If your friend is missing Mass on Sunday, remind him that Mass is an obligation for every Catholic and that he should not be receiving the Eucharist during the week if he is missing Mass on Sunday. (Duh!) Here’s the LINK to that article.


#17

[quote=Church Militant] Here’s the LINK to that article.
[/quote]

Thanks, Mil – for some reason the link doesn’t work ???


#18

[quote=mercygate]Thanks, Mil – for some reason the link doesn’t work ???
[/quote]

Works fine for me…just tried it. Probably a fluke.


#19

[quote=Thal59]It is your reply that is prejudiced and insulting. Read my words with an open mind…

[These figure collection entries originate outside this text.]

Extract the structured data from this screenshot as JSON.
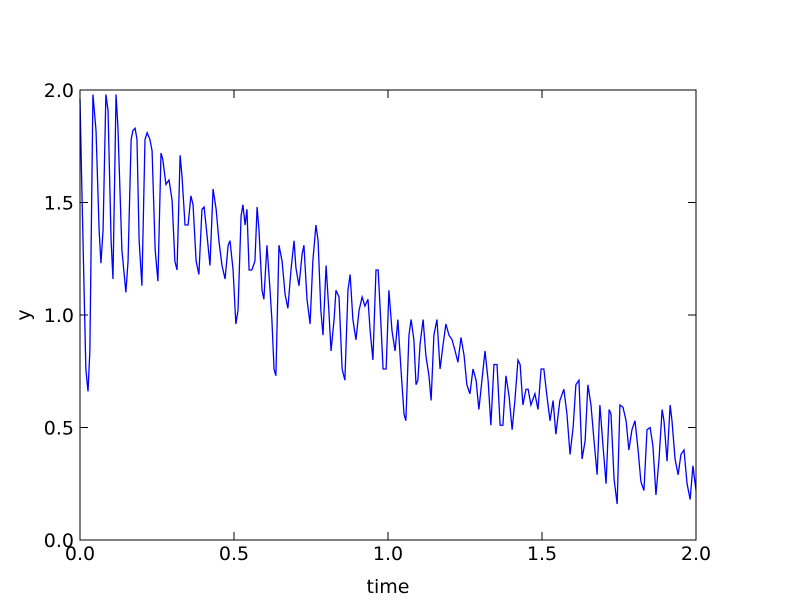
{
  "chart_data": {
    "type": "line",
    "xlabel": "time",
    "ylabel": "y",
    "color": "#0000ff",
    "xlim": [
      0,
      2
    ],
    "ylim": [
      0,
      2
    ],
    "xticks": [
      {
        "value": 0,
        "label": "0.0"
      },
      {
        "value": 0.5,
        "label": "0.5"
      },
      {
        "value": 1,
        "label": "1.0"
      },
      {
        "value": 1.5,
        "label": "1.5"
      },
      {
        "value": 2,
        "label": "2.0"
      }
    ],
    "yticks": [
      {
        "value": 0,
        "label": "0.0"
      },
      {
        "value": 0.5,
        "label": "0.5"
      },
      {
        "value": 1,
        "label": "1.0"
      },
      {
        "value": 1.5,
        "label": "1.5"
      },
      {
        "value": 2,
        "label": "2.0"
      }
    ],
    "x": [
      0,
      0.006,
      0.019,
      0.026,
      0.032,
      0.042,
      0.052,
      0.062,
      0.068,
      0.075,
      0.084,
      0.091,
      0.101,
      0.107,
      0.117,
      0.123,
      0.136,
      0.149,
      0.156,
      0.166,
      0.172,
      0.179,
      0.185,
      0.192,
      0.201,
      0.211,
      0.218,
      0.227,
      0.234,
      0.244,
      0.253,
      0.263,
      0.269,
      0.279,
      0.289,
      0.299,
      0.308,
      0.315,
      0.325,
      0.331,
      0.341,
      0.351,
      0.36,
      0.367,
      0.377,
      0.386,
      0.396,
      0.403,
      0.412,
      0.422,
      0.432,
      0.442,
      0.451,
      0.461,
      0.471,
      0.481,
      0.487,
      0.497,
      0.506,
      0.513,
      0.523,
      0.529,
      0.536,
      0.542,
      0.549,
      0.558,
      0.568,
      0.575,
      0.581,
      0.591,
      0.597,
      0.607,
      0.617,
      0.623,
      0.63,
      0.636,
      0.646,
      0.656,
      0.666,
      0.675,
      0.685,
      0.695,
      0.701,
      0.711,
      0.721,
      0.727,
      0.737,
      0.747,
      0.756,
      0.766,
      0.773,
      0.782,
      0.789,
      0.799,
      0.808,
      0.815,
      0.825,
      0.831,
      0.841,
      0.851,
      0.86,
      0.87,
      0.877,
      0.886,
      0.896,
      0.906,
      0.916,
      0.925,
      0.935,
      0.942,
      0.951,
      0.961,
      0.968,
      0.977,
      0.984,
      0.994,
      1.003,
      1.013,
      1.023,
      1.032,
      1.042,
      1.052,
      1.058,
      1.068,
      1.075,
      1.084,
      1.091,
      1.097,
      1.104,
      1.114,
      1.123,
      1.133,
      1.14,
      1.149,
      1.159,
      1.169,
      1.179,
      1.188,
      1.198,
      1.208,
      1.218,
      1.227,
      1.237,
      1.247,
      1.256,
      1.266,
      1.276,
      1.286,
      1.295,
      1.305,
      1.315,
      1.325,
      1.334,
      1.344,
      1.354,
      1.364,
      1.373,
      1.383,
      1.393,
      1.403,
      1.412,
      1.422,
      1.429,
      1.438,
      1.448,
      1.455,
      1.464,
      1.477,
      1.487,
      1.497,
      1.506,
      1.516,
      1.526,
      1.536,
      1.545,
      1.558,
      1.571,
      1.581,
      1.591,
      1.601,
      1.61,
      1.62,
      1.63,
      1.64,
      1.649,
      1.659,
      1.669,
      1.679,
      1.688,
      1.698,
      1.708,
      1.718,
      1.724,
      1.734,
      1.744,
      1.753,
      1.763,
      1.773,
      1.782,
      1.792,
      1.802,
      1.812,
      1.821,
      1.831,
      1.841,
      1.851,
      1.86,
      1.87,
      1.88,
      1.89,
      1.896,
      1.906,
      1.916,
      1.922,
      1.932,
      1.942,
      1.951,
      1.961,
      1.971,
      1.981,
      1.99,
      2.0
    ],
    "values": [
      1.96,
      1.56,
      0.76,
      0.66,
      0.84,
      1.98,
      1.82,
      1.38,
      1.23,
      1.38,
      1.98,
      1.91,
      1.33,
      1.16,
      1.98,
      1.84,
      1.29,
      1.1,
      1.24,
      1.78,
      1.82,
      1.83,
      1.78,
      1.33,
      1.13,
      1.78,
      1.81,
      1.78,
      1.73,
      1.29,
      1.15,
      1.72,
      1.69,
      1.58,
      1.6,
      1.51,
      1.24,
      1.2,
      1.71,
      1.62,
      1.4,
      1.4,
      1.53,
      1.49,
      1.24,
      1.18,
      1.47,
      1.48,
      1.36,
      1.22,
      1.56,
      1.47,
      1.33,
      1.22,
      1.16,
      1.31,
      1.33,
      1.2,
      0.96,
      1.02,
      1.44,
      1.49,
      1.4,
      1.47,
      1.2,
      1.2,
      1.24,
      1.48,
      1.38,
      1.11,
      1.07,
      1.31,
      1.11,
      0.98,
      0.76,
      0.73,
      1.31,
      1.24,
      1.09,
      1.03,
      1.2,
      1.33,
      1.21,
      1.13,
      1.27,
      1.31,
      1.07,
      0.96,
      1.24,
      1.4,
      1.33,
      1.02,
      0.91,
      1.22,
      1.02,
      0.84,
      0.98,
      1.11,
      1.08,
      0.76,
      0.71,
      1.11,
      1.18,
      0.98,
      0.89,
      1.02,
      1.08,
      1.04,
      1.07,
      0.93,
      0.8,
      1.2,
      1.2,
      0.96,
      0.76,
      0.76,
      1.11,
      0.93,
      0.84,
      0.98,
      0.76,
      0.56,
      0.53,
      0.91,
      0.98,
      0.89,
      0.69,
      0.71,
      0.87,
      0.98,
      0.82,
      0.73,
      0.62,
      0.91,
      0.98,
      0.76,
      0.87,
      0.96,
      0.91,
      0.89,
      0.84,
      0.79,
      0.9,
      0.82,
      0.69,
      0.65,
      0.76,
      0.71,
      0.58,
      0.71,
      0.84,
      0.71,
      0.51,
      0.78,
      0.78,
      0.51,
      0.51,
      0.73,
      0.64,
      0.49,
      0.62,
      0.8,
      0.78,
      0.6,
      0.67,
      0.67,
      0.6,
      0.65,
      0.58,
      0.76,
      0.76,
      0.64,
      0.53,
      0.62,
      0.47,
      0.62,
      0.67,
      0.56,
      0.38,
      0.5,
      0.69,
      0.71,
      0.36,
      0.44,
      0.69,
      0.6,
      0.44,
      0.29,
      0.6,
      0.42,
      0.25,
      0.58,
      0.56,
      0.27,
      0.16,
      0.6,
      0.59,
      0.53,
      0.4,
      0.49,
      0.53,
      0.4,
      0.26,
      0.22,
      0.49,
      0.5,
      0.42,
      0.2,
      0.36,
      0.58,
      0.53,
      0.35,
      0.6,
      0.53,
      0.36,
      0.29,
      0.38,
      0.4,
      0.25,
      0.18,
      0.33,
      0.22
    ]
  }
}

I was the only white face in this black church. I had watched the Blues Brothers just a few nights before and I was apprehensive of the possibility that once I entered the building, a beam of light would shine on me and I would have to do cartwheels and handsprings down the aisle! (Meant to be a humorous remark showing that I had no idea as to what I would experience.) Fortunately, no one in the congregation could jump as high as the ceiling fans.(My testimony that what I experienced there did not conform to the stereotypes.)

Your reply is biased and prejudiced; and this is apparent in your misreading of my statements, your quickness to evaluate the post on racial terms, and your apparent disregard for my statement that I love the people there very much.

Since you are only interested in scandal, I cannot give credibility to your inferrences, and I will not address your remarks further.

Thal59
[/quote]

Both of you take a step back! :mad:

Each of you said something that unintentionally offended the other. Don’t perpetuate hatred when a simple - “Im sorry I offended you, I didn’t mean to but I can see how you misunderstood what I wrote.” There are many difficult problems in the world lacking obvious solutions: this situation is not one of them.
1Peter 5:5-6: "Clothe yourelves with humility in your dealings with one another… God opposes the proud, but bestowes favor on the humble. So humble yourselves under the mighty hand of God that HE will exhault you…in due time.

Phil


#20

Well, I didn’t see him this morning. I’m thinking of possibly getting him a gift subscription to This Rock (from www.catholic.com) or Lay Witness (from Catholics United for the Faith www.cuf.org).

His coming to daily Mass seems to indicate that he still has a love and need for the sacraments, so I don’t think it would be proselytizing would it? After all, as far as I know he hasn’t renounced his Catholic faith.
Any other suggestions as far as a gift subscription or cd?